Military officials said the moves were preparations for a possible ground operation, but no decision has been made on whether to enter Gaza.
Soldiers in Kiryat Malachi (Photo: George Ginsburg)
Israel's air force launched an offensive against Gaza terrorists on Wednesday. But continued rocket fire out of Gaza on Thursday, which included attacks on Rishon Lezion and the Tel Aviv metropolitan area, has raised the likelihood of a ground invasion.
IDF tank in south (Photo: Yoav Zitun)
The IDF expanded the operation Thursday evening, with Palestinian sources in Gaza reporting of at least 10 different attacks on specific targets throughout the coastal enclave.
The targets were various positions and strongholds of Hamas' security forces, as well as missile launching sites.
Tank transported to Gaza border (Photo: Yoav Zitun)
So far some 1,000 soldiers have been issued special emergency orders. Some of the soldiers, including those who belong to elite units, have reported to meeting point near the Gaza border.
IDF strike in Gaza (Photo: AFP)
The army said more than 200 strikes in Gaza have damaged Hamas and Islamic Jihad's rocket-firing capabilities. The IDF spokesman said units belonging to the Paratroopers and Givati brigades were making their way to the Gaza border, where they will wait for instructions from the security establishment.

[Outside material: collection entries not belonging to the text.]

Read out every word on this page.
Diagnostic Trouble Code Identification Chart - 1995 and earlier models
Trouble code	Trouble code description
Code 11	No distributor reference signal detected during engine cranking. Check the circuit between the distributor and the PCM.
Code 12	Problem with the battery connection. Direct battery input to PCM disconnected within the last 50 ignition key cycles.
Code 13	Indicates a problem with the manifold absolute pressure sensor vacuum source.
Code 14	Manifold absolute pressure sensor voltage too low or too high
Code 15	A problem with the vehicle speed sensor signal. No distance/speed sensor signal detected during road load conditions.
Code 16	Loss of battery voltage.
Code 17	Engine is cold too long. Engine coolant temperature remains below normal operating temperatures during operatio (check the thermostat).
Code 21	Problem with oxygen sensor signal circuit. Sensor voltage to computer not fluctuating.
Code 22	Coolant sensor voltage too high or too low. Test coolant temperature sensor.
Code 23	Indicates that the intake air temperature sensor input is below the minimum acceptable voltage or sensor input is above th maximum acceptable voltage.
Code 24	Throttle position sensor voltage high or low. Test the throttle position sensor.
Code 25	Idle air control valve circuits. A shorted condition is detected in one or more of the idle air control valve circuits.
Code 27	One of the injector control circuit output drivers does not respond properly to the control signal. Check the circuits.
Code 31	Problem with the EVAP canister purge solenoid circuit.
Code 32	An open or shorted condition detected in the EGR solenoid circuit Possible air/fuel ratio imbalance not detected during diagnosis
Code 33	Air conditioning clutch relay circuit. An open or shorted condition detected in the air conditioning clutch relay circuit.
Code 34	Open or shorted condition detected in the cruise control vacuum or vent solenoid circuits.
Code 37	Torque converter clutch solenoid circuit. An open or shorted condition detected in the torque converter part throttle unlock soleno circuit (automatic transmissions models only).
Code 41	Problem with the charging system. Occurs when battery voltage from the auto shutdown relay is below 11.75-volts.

Meanwhile, logistical preparations for the possible ground incursion continue. Some battalion commanders have received orders to halt all training exercises and prepare for the possibility of moving their units to Gaza.
"Finally, a little action. It sure beats sitting at home in a secure space," said Beersheba resident Hila Damari, a reserve soldier who was called up to man an IDF observation post. She said her friends are also highly motivated.
Eyal Gido, a paratrooper who completed his army service just a year- and a half ago, is also making his way south after being called up. "I really want to take part in the activity in Gaza. I've been waiting a long time for this," he told Ynet. "The rocket fire on the south has become routine. I have no fear. It is time to do what must be done.
Some reservists did not receive their recruitment with the same enthusiasm. "I am from the Tel Avivian 'bubble,' and obviously this disrupts my daily life, but I believe that something must be done to change the situation on the ground," said Dr. Guy Shapira, who is assigned to a reconnaissance unit.
"I just hope the government has some long-term plans beyond the operation in Gaza, though this does not seem to be the case at the moment."